Airline chiefs are generally optimistic about the future despite a headline-grabbing $US1.87 billion loss at Etihad Airways caused mainly by a fleet write-down and one-off charges related to troubled airline investments.
A business confidence survey conducted in early July by the International Air Transport Association found that more than three-quarters of airline chief financial officers and heads of cargo indicated profitability increased in the second quarter of calendar 2017 compared to last year.
“Industry heads were markedly more confident about the outlook for profitability over the year ahead than they have been in recent surveys, mainly reflecting expectations that the demand backdrop will remain robust,’’ the survey said.
“Once again, the survey responses were consistent with the strong opening to 2017 for both passenger and freight volumes.
“Given the broad-based pick-up in global economic conditions, more than four-fifths of respondents expect passenger volumes to rise over the next 12 months, while the majority of respondents expect air freight volumes to continue their positive growth trend over the year ahead too.”
Half of the respondents to the Business Confidence Survey reported decreased operating costs and responses about yields “were consistent with the bottoming out of passenger yields and an upward trend in freight yields’’, the survey said.
Airline employment was also up, with 44 per cent of respondents planning to add workers in the year ahead.
But it was a gloomier appraisal that came out of Etihad’s headquarters in Abu Dhabi.
The Etihad loss compared to a profit last year of $US103m and comes at a time the Gulf carriers have been hit by lower oil prices, increased competition and external events such terrorism in Europe and adverse US government policies.
Earlier this year, Dubai-based Emirates announced a 70 per cent slump in 2016-17 annual profit as officials predicted another challenging year due to “hyper competition” and volatility in many markets.
“This year is just as challenging for the global aviation industry and the ever-evolving competitive environment is likely to impact overall performance in 2017,’’ said Etihad interim group chief executive officer Ray Gammell. “However, our airline business remains strong and class-leading, and as an aviation group, we are in a stronger position.”
Etihad Airways chief executive Peter Baumgartner added: “We are in an industry characterised by overcapacity, declining market sizes on key routes, and changing customer behaviour as a weak global economy affects spending appetite.
“Our answer to these challenges is innovation and reinvention, and this gives Etihad Airways a competitive edge as we seek to leverage opportunities offered to us by a changing environment.’’
Etihad took a $US1.06 billion charge on aircraft to reflect the market value of the planes and the fact it was moving early to phase out some types.
It also wrote off $US808m on investments made under previous chief executive James Hogan as part of a strategy to expand the airline’s global footprint.

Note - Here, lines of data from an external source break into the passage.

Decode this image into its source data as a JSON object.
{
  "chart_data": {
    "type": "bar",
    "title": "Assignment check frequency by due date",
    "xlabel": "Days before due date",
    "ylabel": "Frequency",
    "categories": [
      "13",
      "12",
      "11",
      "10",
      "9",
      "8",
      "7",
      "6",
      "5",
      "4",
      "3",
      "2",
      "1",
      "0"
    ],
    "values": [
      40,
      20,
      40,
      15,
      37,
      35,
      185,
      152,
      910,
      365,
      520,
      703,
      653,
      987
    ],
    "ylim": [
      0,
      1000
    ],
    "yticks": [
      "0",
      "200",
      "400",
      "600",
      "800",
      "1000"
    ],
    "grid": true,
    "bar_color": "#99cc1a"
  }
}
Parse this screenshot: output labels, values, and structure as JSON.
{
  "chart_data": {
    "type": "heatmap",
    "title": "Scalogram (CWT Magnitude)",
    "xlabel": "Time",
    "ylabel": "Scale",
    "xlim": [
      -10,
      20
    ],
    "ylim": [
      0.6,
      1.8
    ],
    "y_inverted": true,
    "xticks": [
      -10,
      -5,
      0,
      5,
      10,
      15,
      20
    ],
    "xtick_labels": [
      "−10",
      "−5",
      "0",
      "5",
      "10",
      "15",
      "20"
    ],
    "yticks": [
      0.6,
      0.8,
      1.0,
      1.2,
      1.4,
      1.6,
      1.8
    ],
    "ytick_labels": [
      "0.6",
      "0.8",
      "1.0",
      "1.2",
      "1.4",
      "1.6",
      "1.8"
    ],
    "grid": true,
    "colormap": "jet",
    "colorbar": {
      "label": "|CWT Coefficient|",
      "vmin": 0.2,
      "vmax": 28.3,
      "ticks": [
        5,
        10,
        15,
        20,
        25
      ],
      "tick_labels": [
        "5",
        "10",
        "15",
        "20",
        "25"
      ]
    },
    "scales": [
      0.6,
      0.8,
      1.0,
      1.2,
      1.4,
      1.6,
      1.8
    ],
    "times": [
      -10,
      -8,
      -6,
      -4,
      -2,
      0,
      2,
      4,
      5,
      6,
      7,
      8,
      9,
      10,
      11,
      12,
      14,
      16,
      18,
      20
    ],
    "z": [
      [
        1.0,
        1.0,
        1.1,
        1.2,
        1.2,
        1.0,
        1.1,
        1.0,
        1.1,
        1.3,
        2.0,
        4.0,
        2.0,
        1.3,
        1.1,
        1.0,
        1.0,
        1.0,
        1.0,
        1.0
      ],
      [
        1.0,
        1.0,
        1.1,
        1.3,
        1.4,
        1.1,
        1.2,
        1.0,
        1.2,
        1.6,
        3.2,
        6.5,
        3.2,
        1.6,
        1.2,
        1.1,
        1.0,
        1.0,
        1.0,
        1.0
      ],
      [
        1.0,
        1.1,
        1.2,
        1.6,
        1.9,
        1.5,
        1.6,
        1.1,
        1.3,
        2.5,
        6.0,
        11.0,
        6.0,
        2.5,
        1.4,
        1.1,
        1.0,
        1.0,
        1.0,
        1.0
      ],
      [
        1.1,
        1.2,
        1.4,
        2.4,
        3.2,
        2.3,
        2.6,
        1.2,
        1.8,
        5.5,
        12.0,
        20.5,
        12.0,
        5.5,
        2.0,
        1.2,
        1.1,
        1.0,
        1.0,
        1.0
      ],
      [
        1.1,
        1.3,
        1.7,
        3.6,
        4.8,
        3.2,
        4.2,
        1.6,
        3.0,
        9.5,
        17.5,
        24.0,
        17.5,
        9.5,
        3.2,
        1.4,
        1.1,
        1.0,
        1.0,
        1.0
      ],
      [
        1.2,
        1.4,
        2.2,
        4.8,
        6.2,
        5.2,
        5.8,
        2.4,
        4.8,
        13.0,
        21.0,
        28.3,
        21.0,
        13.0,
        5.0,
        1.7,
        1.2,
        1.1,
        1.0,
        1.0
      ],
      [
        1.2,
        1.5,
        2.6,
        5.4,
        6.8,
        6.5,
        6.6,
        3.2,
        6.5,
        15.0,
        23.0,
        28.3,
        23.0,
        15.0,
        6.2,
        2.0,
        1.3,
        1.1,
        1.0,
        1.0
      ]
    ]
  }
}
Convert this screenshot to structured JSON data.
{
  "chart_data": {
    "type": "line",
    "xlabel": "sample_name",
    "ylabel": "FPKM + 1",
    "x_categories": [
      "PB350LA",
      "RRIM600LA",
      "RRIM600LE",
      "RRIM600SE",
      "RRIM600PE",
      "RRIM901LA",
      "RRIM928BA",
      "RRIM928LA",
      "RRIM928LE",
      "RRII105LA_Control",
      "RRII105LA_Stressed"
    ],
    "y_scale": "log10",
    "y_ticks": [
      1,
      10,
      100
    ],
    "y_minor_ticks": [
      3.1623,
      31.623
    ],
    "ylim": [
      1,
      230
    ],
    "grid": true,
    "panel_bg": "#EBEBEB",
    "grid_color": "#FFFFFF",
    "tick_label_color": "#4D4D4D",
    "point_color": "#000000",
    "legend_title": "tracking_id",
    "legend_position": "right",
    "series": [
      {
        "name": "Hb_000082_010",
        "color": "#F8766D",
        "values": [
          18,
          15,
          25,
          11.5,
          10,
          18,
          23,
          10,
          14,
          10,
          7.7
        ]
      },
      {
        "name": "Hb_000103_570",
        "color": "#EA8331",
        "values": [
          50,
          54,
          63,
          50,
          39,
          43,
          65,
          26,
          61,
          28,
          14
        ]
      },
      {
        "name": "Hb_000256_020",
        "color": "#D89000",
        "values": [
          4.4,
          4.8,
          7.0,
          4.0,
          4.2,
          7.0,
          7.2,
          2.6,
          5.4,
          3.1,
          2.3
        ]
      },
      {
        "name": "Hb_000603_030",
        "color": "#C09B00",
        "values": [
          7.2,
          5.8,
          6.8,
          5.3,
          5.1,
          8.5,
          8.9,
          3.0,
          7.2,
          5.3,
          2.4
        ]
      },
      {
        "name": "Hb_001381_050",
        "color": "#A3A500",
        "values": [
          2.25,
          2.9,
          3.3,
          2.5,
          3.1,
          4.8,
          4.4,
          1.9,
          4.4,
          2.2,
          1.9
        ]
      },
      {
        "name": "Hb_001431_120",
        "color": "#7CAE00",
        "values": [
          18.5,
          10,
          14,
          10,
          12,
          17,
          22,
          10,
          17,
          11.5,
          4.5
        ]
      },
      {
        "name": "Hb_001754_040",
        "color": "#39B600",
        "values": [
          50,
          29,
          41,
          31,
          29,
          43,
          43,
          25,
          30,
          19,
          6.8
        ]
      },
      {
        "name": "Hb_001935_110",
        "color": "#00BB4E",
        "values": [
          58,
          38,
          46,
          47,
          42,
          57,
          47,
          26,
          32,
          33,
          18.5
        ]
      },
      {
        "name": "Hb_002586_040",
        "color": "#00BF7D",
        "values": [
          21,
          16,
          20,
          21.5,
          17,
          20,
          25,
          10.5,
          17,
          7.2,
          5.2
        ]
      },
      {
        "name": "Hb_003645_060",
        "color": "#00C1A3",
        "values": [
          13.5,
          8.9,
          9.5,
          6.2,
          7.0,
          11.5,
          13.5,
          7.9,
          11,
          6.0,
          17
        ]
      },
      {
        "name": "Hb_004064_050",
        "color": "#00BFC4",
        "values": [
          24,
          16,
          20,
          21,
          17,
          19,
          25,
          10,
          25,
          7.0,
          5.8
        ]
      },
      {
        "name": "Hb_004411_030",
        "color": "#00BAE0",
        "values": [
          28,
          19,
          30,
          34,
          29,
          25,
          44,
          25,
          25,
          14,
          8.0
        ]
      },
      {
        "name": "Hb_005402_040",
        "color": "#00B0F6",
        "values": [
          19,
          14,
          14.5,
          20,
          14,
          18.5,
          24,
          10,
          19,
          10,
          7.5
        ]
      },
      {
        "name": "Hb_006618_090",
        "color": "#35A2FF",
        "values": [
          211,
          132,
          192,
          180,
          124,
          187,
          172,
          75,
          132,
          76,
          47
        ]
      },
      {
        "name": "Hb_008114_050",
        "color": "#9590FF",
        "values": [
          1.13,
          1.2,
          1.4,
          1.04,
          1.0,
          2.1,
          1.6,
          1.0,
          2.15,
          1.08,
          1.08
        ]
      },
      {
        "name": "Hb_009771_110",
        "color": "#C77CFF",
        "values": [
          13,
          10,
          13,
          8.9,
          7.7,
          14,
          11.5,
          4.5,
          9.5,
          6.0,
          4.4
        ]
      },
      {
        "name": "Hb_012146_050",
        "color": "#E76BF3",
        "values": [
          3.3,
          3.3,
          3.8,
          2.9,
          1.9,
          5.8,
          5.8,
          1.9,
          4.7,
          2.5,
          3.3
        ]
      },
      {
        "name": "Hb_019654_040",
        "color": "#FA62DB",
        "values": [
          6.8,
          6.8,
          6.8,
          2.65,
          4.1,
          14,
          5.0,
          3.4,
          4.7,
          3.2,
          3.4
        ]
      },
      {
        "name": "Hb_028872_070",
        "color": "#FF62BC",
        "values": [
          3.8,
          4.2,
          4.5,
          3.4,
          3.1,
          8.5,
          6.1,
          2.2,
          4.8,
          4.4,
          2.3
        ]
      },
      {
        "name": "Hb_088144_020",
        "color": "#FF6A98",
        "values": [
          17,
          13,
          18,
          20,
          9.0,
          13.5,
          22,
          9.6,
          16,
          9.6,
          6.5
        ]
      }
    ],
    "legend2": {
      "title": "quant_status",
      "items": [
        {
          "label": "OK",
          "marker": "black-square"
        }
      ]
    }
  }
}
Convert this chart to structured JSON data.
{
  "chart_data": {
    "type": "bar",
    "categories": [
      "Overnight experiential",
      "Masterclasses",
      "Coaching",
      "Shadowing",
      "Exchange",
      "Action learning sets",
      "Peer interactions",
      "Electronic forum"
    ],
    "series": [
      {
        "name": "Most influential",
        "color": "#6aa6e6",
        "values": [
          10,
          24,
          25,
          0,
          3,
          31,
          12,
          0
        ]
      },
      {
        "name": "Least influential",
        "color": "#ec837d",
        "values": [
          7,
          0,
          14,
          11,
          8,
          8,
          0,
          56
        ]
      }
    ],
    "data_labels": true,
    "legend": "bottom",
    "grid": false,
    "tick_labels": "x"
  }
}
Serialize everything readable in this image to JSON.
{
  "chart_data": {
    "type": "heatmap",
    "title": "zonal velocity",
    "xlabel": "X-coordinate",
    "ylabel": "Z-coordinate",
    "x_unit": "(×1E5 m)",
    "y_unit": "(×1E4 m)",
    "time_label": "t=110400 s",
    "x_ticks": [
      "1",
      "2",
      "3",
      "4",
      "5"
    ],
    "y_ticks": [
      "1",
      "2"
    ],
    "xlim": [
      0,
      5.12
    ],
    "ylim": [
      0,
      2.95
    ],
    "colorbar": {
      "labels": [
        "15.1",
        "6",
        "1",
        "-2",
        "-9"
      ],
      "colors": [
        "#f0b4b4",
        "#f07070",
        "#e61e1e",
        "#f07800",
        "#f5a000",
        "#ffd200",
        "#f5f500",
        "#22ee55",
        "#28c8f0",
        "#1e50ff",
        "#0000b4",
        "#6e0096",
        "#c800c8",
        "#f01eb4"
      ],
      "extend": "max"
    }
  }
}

These mainly related to failed carrier Alitalia, currently in administration after unions rejected a restructuring deal, and financially-troubled airberlin.
The charges suggest it is following a strategy used by Qantas to get its balance sheet in order by taking the write-downs in one massive hit. Qantas subsequently posted record profits.
Etihad said legacy fuel hedging contracts also affected 2016 performance, although this was expected to have a diminished financial impact in 2017.
Etihad did not provide an underlying pre-tax result but noted passenger revenue at the “core airline” had remained flat at $US4.9 billion, despite an increase in passengers from 17.6 million in 2015 to a record 18.5 million in 2016. Capacity was up by 9 per cent.
Yields, a measure of average fares, fell 8 per cent “amid market capacity pressures and the tough global economic climate” but this was partially offset by an 11 per cent reduction in costs.
“Yields were under pressure in all cabins, with business class impacted particularly as corporate travel policies continued to encourage flyers to downgrade to Economy,’’ Baumgartner said.
Etihad has been shedding staff as part of a restructuring program called Right Size & Shape which Gammell said had produced savings of about 4 per cent by the end of 2016.
“We are focused on maintaining the solid performance of our core airline business – operationally and financially – even amid difficult market headwinds,’’ he said. “At the same time, we continue to implement changes across the group as part of the comprehensive strategic review, with a focus on improving revenues and reducing costs. ‘’
It was better news in Singapore, where SIA Group airlines reported a 45.6 per cent rise in first-quarter 2017-18 operating profit to $S281 million ($US207m) after a surprise loss in last year’s fourth quarter.
Singapore Airlines, SilkAir, Budget Aviation Holdings, SIA Cargo and SIA engineering were all profitable with profit at the “parent airline’’ up from $S197m in the first quarter of 2016-17 to $S241m.
Passenger revenue rose $S121 million as traffic increased by 7.6 per cent.
However, the airline said the business outlook remained challenging “as the uncertain global economic climate and geopolitical concerns, coupled with overcapacity in our key markets, continue to dampen yield performance.
“Fuel prices are expected to remain volatile in the months ahead, as the global oil market continues to adjust to demand and supply conditions,’’ it said.